Try to imagine what it was like to settle in the colonies where there were lots of deer roaming wild, not in game parks, free for the taking by anyone—even the Native Americans whom most English colonists regarded as savages. When the Wampanoag king Massasoit contributed four deer to the feast that the Plymouth colonists were enjoying in 1622, it may very well have been the first deer meat that some of them had ever eaten. Colonists enjoyed it so much that by the late 1600s the first ordinances governing the taking of deer in New England came into effect to protect the herd from extinction. As the country settled from east to west, the deer population (and turkey, too) was pretty quickly depleted.

Venison carried a certain imprimatur. In the late 1700s in colonial Williamsburg, one elite household ordered up a special pan for making venison pie, only when modern archaeologists dug up the back yard they didn’t find any deer bones. The importance of at least the appearance of a venison-like item meant that lacking the real thing, cooks made mock venison out of mutton. Nowadays, mutton is so scarce—when was the last time you saw it in the meat department of Hannashaws?—we could be making mock mutton out of our more plentiful venison.
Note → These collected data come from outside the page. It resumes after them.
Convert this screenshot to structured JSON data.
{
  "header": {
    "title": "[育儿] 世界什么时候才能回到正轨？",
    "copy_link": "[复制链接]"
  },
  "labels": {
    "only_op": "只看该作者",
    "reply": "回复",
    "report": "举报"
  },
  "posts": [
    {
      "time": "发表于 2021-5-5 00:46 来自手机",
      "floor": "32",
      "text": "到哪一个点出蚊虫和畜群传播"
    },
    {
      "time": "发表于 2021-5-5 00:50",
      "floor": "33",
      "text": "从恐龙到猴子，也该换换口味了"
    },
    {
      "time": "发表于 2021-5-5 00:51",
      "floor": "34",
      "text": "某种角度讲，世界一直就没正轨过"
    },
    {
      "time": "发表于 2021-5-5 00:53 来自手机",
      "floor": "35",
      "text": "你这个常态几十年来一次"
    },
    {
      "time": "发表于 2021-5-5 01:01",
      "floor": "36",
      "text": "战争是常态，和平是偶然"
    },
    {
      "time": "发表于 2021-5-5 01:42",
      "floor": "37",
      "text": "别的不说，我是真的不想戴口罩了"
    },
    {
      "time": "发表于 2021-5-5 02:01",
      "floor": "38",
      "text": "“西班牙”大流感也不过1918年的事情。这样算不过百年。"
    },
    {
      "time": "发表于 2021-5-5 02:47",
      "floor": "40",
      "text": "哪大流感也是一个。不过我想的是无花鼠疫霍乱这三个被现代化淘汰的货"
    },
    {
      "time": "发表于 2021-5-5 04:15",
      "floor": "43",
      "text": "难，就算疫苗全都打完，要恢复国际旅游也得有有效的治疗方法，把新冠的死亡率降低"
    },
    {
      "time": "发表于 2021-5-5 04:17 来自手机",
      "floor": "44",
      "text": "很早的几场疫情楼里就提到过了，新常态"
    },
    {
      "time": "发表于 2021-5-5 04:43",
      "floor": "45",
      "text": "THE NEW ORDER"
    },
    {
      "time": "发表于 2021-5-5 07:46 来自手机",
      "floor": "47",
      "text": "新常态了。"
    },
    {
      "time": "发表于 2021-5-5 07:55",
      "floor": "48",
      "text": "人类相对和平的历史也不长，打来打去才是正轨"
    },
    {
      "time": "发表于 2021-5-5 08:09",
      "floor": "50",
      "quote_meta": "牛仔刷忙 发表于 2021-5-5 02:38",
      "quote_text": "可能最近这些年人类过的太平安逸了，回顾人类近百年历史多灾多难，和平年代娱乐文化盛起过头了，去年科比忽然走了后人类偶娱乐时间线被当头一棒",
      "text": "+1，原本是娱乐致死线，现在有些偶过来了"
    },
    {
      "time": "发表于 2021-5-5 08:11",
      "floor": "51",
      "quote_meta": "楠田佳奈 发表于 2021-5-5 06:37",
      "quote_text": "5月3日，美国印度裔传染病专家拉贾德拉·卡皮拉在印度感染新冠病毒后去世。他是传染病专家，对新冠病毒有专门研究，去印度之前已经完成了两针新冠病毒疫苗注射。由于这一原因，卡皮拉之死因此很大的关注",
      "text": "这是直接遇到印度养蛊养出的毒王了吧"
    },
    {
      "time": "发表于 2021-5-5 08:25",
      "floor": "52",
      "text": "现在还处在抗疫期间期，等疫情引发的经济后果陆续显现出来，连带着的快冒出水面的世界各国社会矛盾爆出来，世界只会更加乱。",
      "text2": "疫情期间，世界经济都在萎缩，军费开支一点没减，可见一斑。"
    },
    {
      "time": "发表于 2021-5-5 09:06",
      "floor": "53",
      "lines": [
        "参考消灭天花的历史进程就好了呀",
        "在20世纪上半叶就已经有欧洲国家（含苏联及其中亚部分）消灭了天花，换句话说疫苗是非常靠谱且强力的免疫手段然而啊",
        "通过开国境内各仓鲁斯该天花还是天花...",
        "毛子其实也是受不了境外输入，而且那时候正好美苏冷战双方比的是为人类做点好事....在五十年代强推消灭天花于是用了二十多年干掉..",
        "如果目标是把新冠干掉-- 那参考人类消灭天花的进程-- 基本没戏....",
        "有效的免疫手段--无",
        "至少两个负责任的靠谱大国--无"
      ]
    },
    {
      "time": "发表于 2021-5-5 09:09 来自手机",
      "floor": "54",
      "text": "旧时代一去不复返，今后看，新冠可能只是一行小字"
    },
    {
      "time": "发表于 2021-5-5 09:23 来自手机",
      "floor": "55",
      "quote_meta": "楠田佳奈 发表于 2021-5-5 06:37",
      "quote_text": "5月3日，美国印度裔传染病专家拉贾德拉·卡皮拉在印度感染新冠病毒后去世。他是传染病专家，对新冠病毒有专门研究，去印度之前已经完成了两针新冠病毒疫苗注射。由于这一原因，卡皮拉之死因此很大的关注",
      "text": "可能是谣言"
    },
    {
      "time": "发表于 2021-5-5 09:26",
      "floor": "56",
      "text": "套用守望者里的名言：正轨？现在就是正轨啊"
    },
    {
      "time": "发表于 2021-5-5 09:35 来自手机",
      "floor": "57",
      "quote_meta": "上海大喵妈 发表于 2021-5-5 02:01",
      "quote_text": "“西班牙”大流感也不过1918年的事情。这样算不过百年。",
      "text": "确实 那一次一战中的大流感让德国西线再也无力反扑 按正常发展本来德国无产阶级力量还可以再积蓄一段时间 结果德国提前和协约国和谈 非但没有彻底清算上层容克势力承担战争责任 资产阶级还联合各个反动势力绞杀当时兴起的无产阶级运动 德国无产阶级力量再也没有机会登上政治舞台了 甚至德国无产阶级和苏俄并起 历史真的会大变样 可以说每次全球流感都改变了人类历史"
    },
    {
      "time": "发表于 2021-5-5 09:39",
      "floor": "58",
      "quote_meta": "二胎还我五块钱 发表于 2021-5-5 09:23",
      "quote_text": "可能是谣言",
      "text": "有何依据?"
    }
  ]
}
Venison, once you have finished paying for your compound bow or shotgun, and tree-stand and camo, and that special cologne you have to wear so deer don’t know who you really are, is free, except for the hunting license, tagging fee and, unless you do it yourself, butchering. Blessed be all of us who receive meat from our friends, neighbors, and relatives who go forth in pursuit of deer meat. It is not to be taken lightly, and in the dead of winter when the cash flow is as frozen as any stream, it means some of us don’t have to rely on rice and beans for all our protein. So, of course, it makes no sense to kill all the deer too quickly, have to eat it every meal, and not have much to hunt the next year.

If you want to have plenty of deer meat and reduce the herd to a reasonable size, say, enough that we might see young hardwoods spring up again, the browse line disappear, and have some peas and carrots to go with our deer meat without having to spend money on fences, not to mention letting the kids go play in the woods without having to strip search them every half hour for ticks, then we might have to reinstate the conditions we had here on Islesboro back in the ’90s when we played peasants versus the nobility. Shhhhh.

Sandy Oliver, a food historian, lives, cooks and writes (but doesn’t poach) on Islesboro.